Focusing on the Used Market
Not everyone was sitting pretty during the turmoil of 2020 amid the shutdowns and pandemic, so the auto industry worked hard to bring in a wide range of buyers. This meant a focus on the pre-owned market, which dealerships were quick to lean toward and make even more attractive for customers. There was a clear, succinct effort to make used cars from a dealership as compelling as possible for potential buyers, to pull away from local or online postings of used vehicles from private sellers, and bring people to dealerships.
In fact, online sales of used models was a particularly lucrative market for the industry in 2020, and dealerships that shifted toward more online sales found it quite successful. Even third-party sites not directly affiliated with dealerships found that their online sales of used models were boosted in 2020. Even in the most uncertain of times, people still needed a way to get around, get to work when businesses reopened, and to go buy groceries. So offering used models at reasonable prices, and making them easier than ever before to get, was a win for everyone.
Public Relations and Marketing
This may seem a bit shrewd, but marketing exists and is successful for a reason – people want to know what the companies they buy from care about, or at least say they care about.
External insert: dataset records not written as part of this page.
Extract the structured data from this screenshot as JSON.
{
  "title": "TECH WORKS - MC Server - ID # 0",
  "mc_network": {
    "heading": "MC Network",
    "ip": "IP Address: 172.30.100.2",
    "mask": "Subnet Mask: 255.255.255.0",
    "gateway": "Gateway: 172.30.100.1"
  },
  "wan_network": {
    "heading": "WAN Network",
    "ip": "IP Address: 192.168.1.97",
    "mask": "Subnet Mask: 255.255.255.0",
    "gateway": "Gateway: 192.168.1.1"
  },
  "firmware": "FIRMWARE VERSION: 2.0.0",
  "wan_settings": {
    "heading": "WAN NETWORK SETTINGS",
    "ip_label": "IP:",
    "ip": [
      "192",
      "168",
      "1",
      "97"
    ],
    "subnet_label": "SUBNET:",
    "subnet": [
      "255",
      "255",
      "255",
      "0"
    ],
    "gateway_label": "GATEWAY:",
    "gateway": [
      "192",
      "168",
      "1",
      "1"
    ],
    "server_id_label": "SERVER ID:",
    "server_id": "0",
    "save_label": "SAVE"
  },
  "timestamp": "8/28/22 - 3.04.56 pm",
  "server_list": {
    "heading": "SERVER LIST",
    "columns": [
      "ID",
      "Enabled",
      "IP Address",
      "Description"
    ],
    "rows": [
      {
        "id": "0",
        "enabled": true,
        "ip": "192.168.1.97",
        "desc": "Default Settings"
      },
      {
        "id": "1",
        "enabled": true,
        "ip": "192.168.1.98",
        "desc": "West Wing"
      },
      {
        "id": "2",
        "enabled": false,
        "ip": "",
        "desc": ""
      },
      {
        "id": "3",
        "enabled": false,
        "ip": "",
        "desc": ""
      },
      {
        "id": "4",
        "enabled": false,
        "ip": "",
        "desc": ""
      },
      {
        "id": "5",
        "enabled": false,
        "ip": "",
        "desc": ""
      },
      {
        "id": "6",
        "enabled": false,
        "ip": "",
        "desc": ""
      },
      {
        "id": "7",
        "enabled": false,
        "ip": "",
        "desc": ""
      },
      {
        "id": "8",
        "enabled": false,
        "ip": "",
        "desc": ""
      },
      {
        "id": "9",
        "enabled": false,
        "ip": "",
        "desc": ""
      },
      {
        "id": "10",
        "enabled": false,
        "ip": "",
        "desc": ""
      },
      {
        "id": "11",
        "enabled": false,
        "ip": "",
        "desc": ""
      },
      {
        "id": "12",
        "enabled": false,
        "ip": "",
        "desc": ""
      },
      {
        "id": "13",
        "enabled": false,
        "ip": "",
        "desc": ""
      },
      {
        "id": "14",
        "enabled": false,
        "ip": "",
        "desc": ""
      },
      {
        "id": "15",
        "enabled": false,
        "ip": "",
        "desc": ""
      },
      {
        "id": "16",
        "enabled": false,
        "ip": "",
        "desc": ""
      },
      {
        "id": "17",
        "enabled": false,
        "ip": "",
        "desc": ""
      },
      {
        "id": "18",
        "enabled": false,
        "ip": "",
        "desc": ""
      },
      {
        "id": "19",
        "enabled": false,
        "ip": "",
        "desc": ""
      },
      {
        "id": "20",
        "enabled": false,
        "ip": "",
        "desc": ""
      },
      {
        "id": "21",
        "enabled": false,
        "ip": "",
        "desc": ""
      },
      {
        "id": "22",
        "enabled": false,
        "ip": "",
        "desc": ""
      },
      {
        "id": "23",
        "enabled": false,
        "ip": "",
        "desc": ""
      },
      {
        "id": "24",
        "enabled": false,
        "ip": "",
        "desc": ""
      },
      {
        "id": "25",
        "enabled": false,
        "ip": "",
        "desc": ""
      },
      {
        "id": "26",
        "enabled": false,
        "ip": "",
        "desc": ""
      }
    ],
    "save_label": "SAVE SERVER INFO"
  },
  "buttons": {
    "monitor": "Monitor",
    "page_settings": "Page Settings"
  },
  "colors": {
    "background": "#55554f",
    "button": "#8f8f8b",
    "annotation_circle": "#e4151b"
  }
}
There was an undeniable outpouring of support from auto manufacturers toward people, including their employees and customers, amidst the shutdown and crisis. While other businesses seemed to lean toward the sleazier side of humanity (looking at you, Gamestop, and your insistence that you’re an essential business while providing your stores with zero cleaning supplies), dealerships and auto manufacturers were quick to demonstrate their values.
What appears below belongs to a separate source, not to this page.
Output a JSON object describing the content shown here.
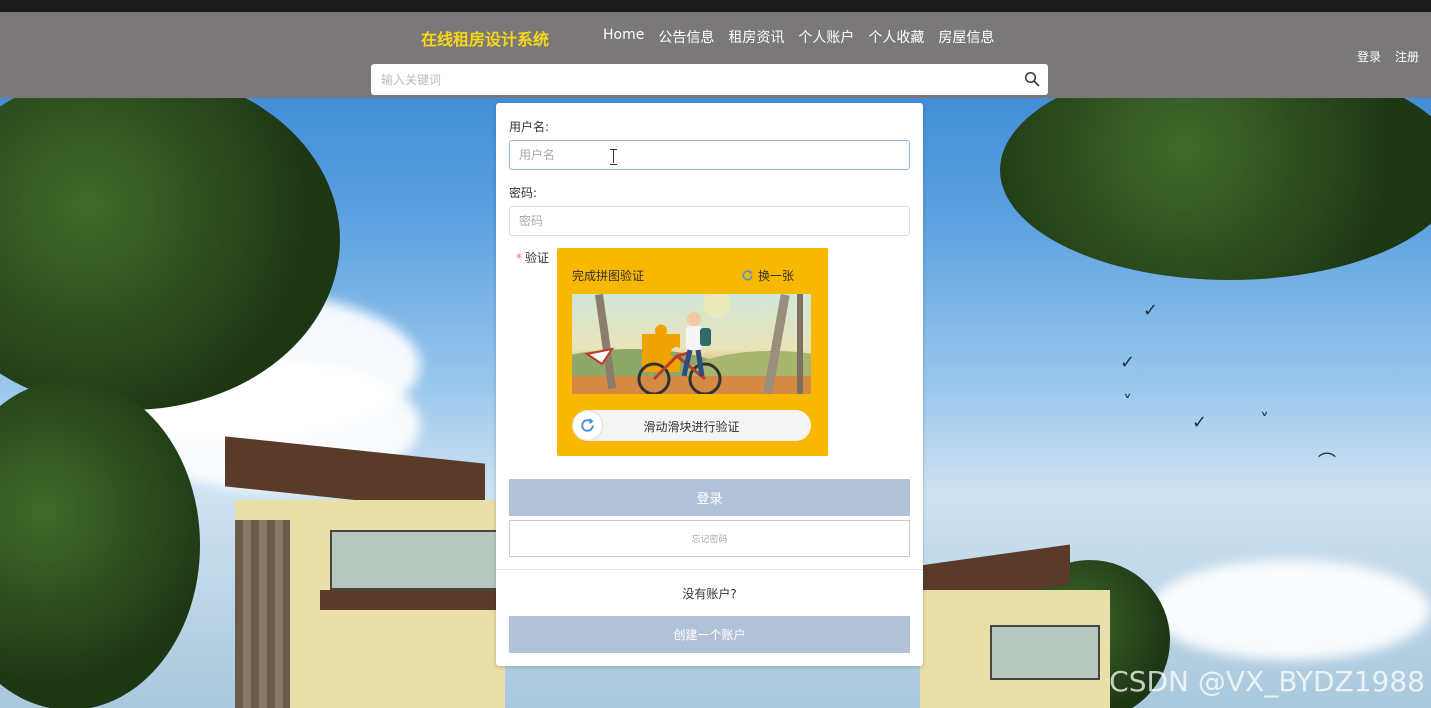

From general support to advertising campaigns like the one Jeep ran, which encouraged people to stay home and reminding them that the trail would still be there after things returned to normal, the auto industry truly seemed to care about its customers. Whether it does or not isn’t important – the companies made an effort to show support and take action for their customers and employees alike. And with so much uncertainty going on, people noticed and remembered when they were looking to get a vehicle.
Adapting is the Way to Stay Alive in the Market
While the auto industry took loans from the government to stay alive in 2020, many of them have already paid those back due to how successful they ended up. It’s a different look from the last financial crisis and indicates the heads of these companies may have learned a thing or two. Remaining adaptable to current conditions and finding attractive and innovative ways to sell products is what not only allowed the auto industry to survive 2020, it’s what allowed the auto industry to thrive in 2020.